問題一つとっても、大学入試並の問題を出すに決まっているじゃないですか。
でも・・・・そんな問題ばかりじゃ、面白くありませんねぇ・・・。
ここは一つ、体力以外でも慎吾に花を持たせてあげなければ・・・・・・・。慎吾は益々拗ねてしまうでしょうし、益々扱い辛くなってしまわれても・・・私も困ります。

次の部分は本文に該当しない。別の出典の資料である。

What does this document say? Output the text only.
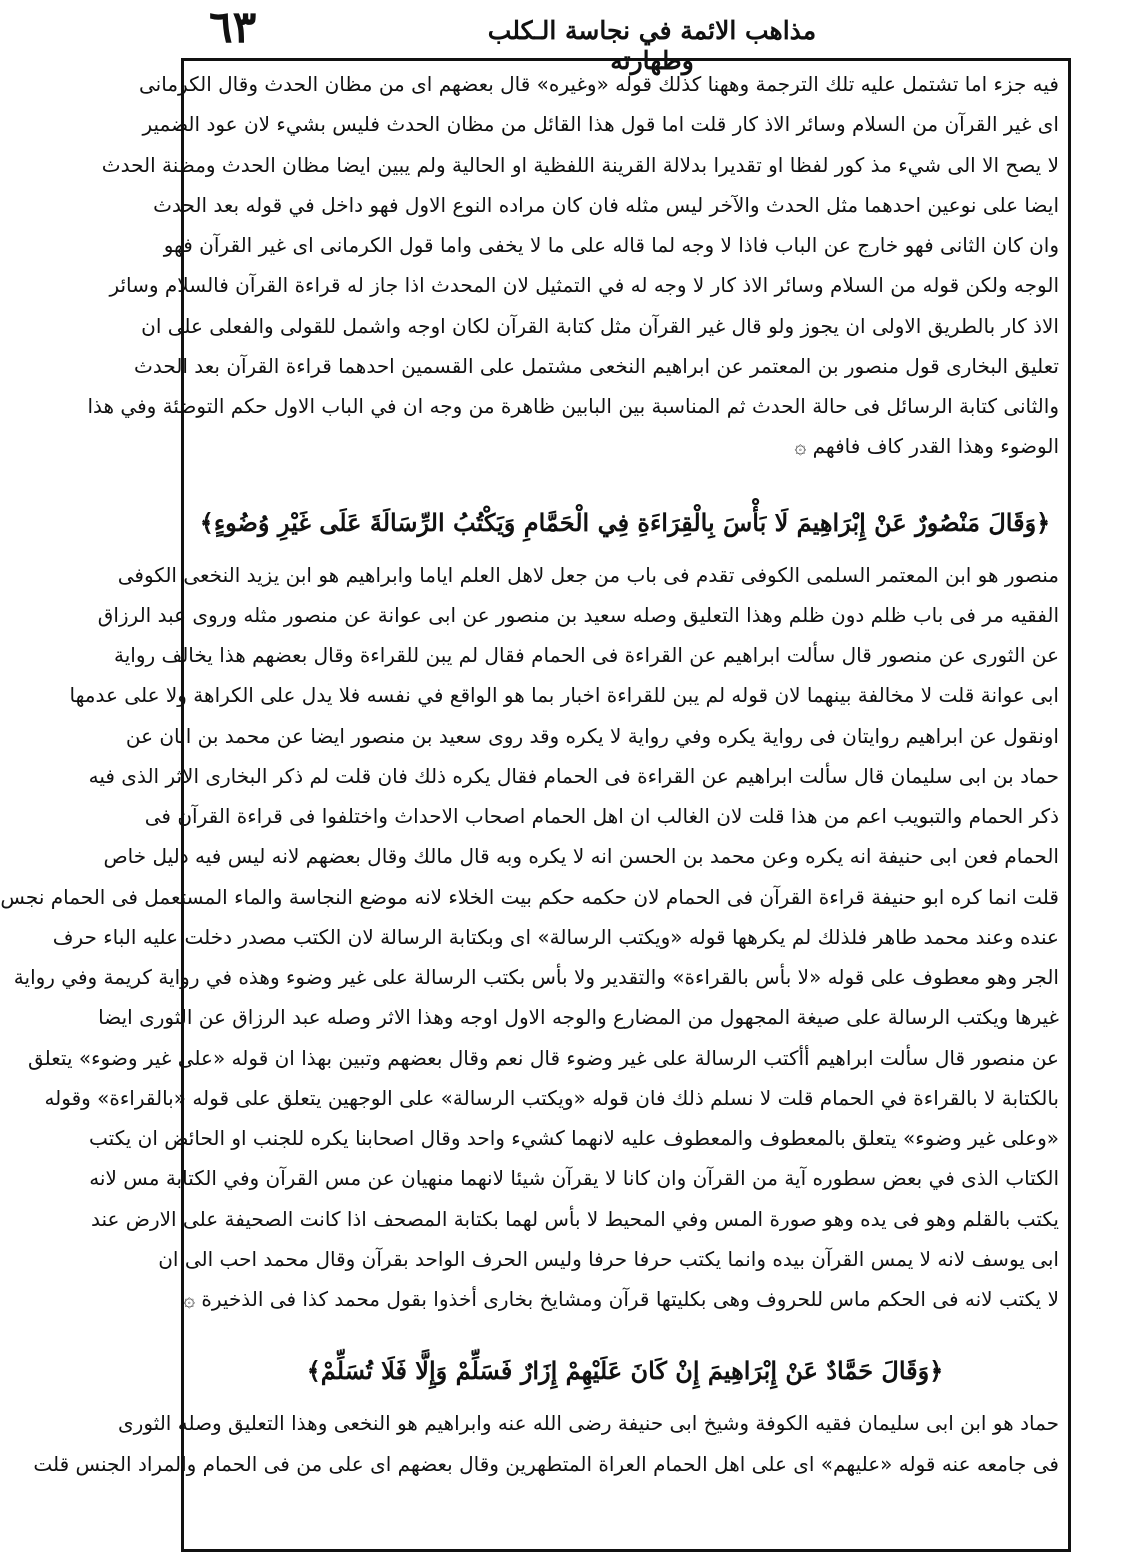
٦٣	مذاهب الائمة في نجاسة الـكلب وطهارته
فيه جزء اما تشتمل عليه تلك الترجمة وههنا كذلك قوله «وغيره» قال بعضهم اى من مظان الحدث وقال الكرمانى
اى غير القرآن من السلام وسائر الاذ كار قلت اما قول هذا القائل من مظان الحدث فليس بشيء لان عود الضمير
لا يصح الا الى شيء مذ كور لفظا او تقديرا بدلالة القرينة اللفظية او الحالية ولم يبين ايضا مظان الحدث ومظنة الحدث
ايضا على نوعين احدهما مثل الحدث والآخر ليس مثله فان كان مراده النوع الاول فهو داخل في قوله بعد الحدث
وان كان الثانى فهو خارج عن الباب فاذا لا وجه لما قاله على ما لا يخفى واما قول الكرمانى اى غير القرآن فهو
الوجه ولكن قوله من السلام وسائر الاذ كار لا وجه له في التمثيل لان المحدث اذا جاز له قراءة القرآن فالسلام وسائر
الاذ كار بالطريق الاولى ان يجوز ولو قال غير القرآن مثل كتابة القرآن لكان اوجه واشمل للقولى والفعلى على ان
تعليق البخارى قول منصور بن المعتمر عن ابراهيم النخعى مشتمل على القسمين احدهما قراءة القرآن بعد الحدث
والثانى كتابة الرسائل فى حالة الحدث ثم المناسبة بين البابين ظاهرة من وجه ان في الباب الاول حكم التوضئة وفي هذا
الوضوء وهذا القدر كاف فافهم ۞
﴿وَقَالَ مَنْصُورٌ عَنْ إِبْرَاهِيمَ لَا بَأْسَ بِالْقِرَاءَةِ فِي الْحَمَّامِ وَيَكْتُبُ الرِّسَالَةَ عَلَى غَيْرِ وُضُوءٍ﴾
منصور هو ابن المعتمر السلمى الكوفى تقدم فى باب من جعل لاهل العلم اياما وابراهيم هو ابن يزيد النخعى الكوفى
الفقيه مر فى باب ظلم دون ظلم وهذا التعليق وصله سعيد بن منصور عن ابى عوانة عن منصور مثله وروى عبد الرزاق
عن الثورى عن منصور قال سألت ابراهيم عن القراءة فى الحمام فقال لم يبن للقراءة وقال بعضهم هذا يخالف رواية
ابى عوانة قلت لا مخالفة بينهما لان قوله لم يبن للقراءة اخبار بما هو الواقع في نفسه فلا يدل على الكراهة ولا على عدمها
اونقول عن ابراهيم روايتان فى رواية يكره وفي رواية لا يكره وقد روى سعيد بن منصور ايضا عن محمد بن ابان عن
حماد بن ابى سليمان قال سألت ابراهيم عن القراءة فى الحمام فقال يكره ذلك فان قلت لم ذكر البخارى الاثر الذى فيه
ذكر الحمام والتبويب اعم من هذا قلت لان الغالب ان اهل الحمام اصحاب الاحداث واختلفوا فى قراءة القرآن فى
الحمام فعن ابى حنيفة انه يكره وعن محمد بن الحسن انه لا يكره وبه قال مالك وقال بعضهم لانه ليس فيه دليل خاص
قلت انما كره ابو حنيفة قراءة القرآن فى الحمام لان حكمه حكم بيت الخلاء لانه موضع النجاسة والماء المستعمل فى الحمام نجس
عنده وعند محمد طاهر فلذلك لم يكرهها قوله «ويكتب الرسالة» اى وبكتابة الرسالة لان الكتب مصدر دخلت عليه الباء حرف
الجر وهو معطوف على قوله «لا بأس بالقراءة» والتقدير ولا بأس بكتب الرسالة على غير وضوء وهذه في رواية كريمة وفي رواية
غيرها ويكتب الرسالة على صيغة المجهول من المضارع والوجه الاول اوجه وهذا الاثر وصله عبد الرزاق عن الثورى ايضا
عن منصور قال سألت ابراهيم أأكتب الرسالة على غير وضوء قال نعم وقال بعضهم وتبين بهذا ان قوله «على غير وضوء» يتعلق
بالكتابة لا بالقراءة في الحمام قلت لا نسلم ذلك فان قوله «ويكتب الرسالة» على الوجهين يتعلق على قوله «بالقراءة» وقوله
«وعلى غير وضوء» يتعلق بالمعطوف والمعطوف عليه لانهما كشيء واحد وقال اصحابنا يكره للجنب او الحائض ان يكتب
الكتاب الذى في بعض سطوره آية من القرآن وان كانا لا يقرآن شيئا لانهما منهيان عن مس القرآن وفي الكتابة مس لانه
يكتب بالقلم وهو فى يده وهو صورة المس وفي المحيط لا بأس لهما بكتابة المصحف اذا كانت الصحيفة على الارض عند
ابى يوسف لانه لا يمس القرآن بيده وانما يكتب حرفا حرفا وليس الحرف الواحد بقرآن وقال محمد احب الى ان
لا يكتب لانه فى الحكم ماس للحروف وهى بكليتها قرآن ومشايخ بخارى أخذوا بقول محمد كذا فى الذخيرة ۞
﴿وَقَالَ حَمَّادٌ عَنْ إِبْرَاهِيمَ إِنْ كَانَ عَلَيْهِمْ إِزَارٌ فَسَلِّمْ وَإِلَّا فَلَا تُسَلِّمْ﴾
حماد هو ابن ابى سليمان فقيه الكوفة وشيخ ابى حنيفة رضى الله عنه وابراهيم هو النخعى وهذا التعليق وصله الثورى
فى جامعه عنه قوله «عليهم» اى على اهل الحمام العراة المتطهرين وقال بعضهم اى على من فى الحمام والمراد الجنس قلت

私は、まだ机につっぷしている慎吾を見ながらそう思った。
ポケットから携帯電話を取り出すと、クイズ研究会の部長に電話をかける。
『はっ、はい!あ・・・天音さんからお電話頂けるなんて、光栄です!!』
コール2回で出た彼の声は上ずっている。
そんなものはお構いなしに、私は問題に「バラエティー」を追加して欲しい、と依頼した。
『・・・・・・例えば、どんな?』
と、聞かれたので端的に答える。
「お笑いとか、芸能とか・・・ああ、ゲームでもいいですね・・・。とにかく慎吾が分るような問題も作っておいて下さいね」
私はそれだけ言うと、彼の返事を待たずに電話を切った。
「まったく〜、何で俺がこんな目に合わな、いけんねん・・・。確かに、隼人はむっちゃ、むかつくけど〜」
・・・・・慎吾はまだ、グズグズ言っている。
なにか手が動いているので目を凝らせば、消しゴムにシャープペンシルの先を突っ込んで穴を掘っている。
「慎吾・・・・・・」
呆れて、慎吾の名前を呼んだ。
「んんぁ〜」
返って来た返事の、やる気の無さに・・・どうしようもなく、頭がクラクラしてしまう。まるで、小学生を見ているようだ。
否、今時の小学生の方が、数倍マシかも知れない。
「慎吾、もう勉強しなくて良いですよ」
「何!ほんまか!!!」
思いがけない私の言葉に、慎吾の目に急に輝きが戻った。
「そのかわり・・・勉強はしなくて良いですから、あと2日でありとあらゆる芸能界のデータ、お笑い、ゲーム・・・きっちり頭の中に詰め込んで頂きたいのですが?」
「ほんなんで、ええならいくらでも入るわ〜!やっぱり、天音や〜。俺のこと一番わかってんのは、天音やなぁ」
ニコニコ、へらへら。さっきまでのぐだぐだした姿は一体、何だったのでしょうか。
「でも、慎吾。咲良と瑞樹にはきっちりと難しい問題で点を稼いで貰うのですから・・・あなたが得意な問題でしくじったら・・・分ってますよね?今度こそ、お仕置きですよ?」
にっこりと微笑んで、言い切った私を見た慎吾の表情は・・・心なしか、青ざめて見えた。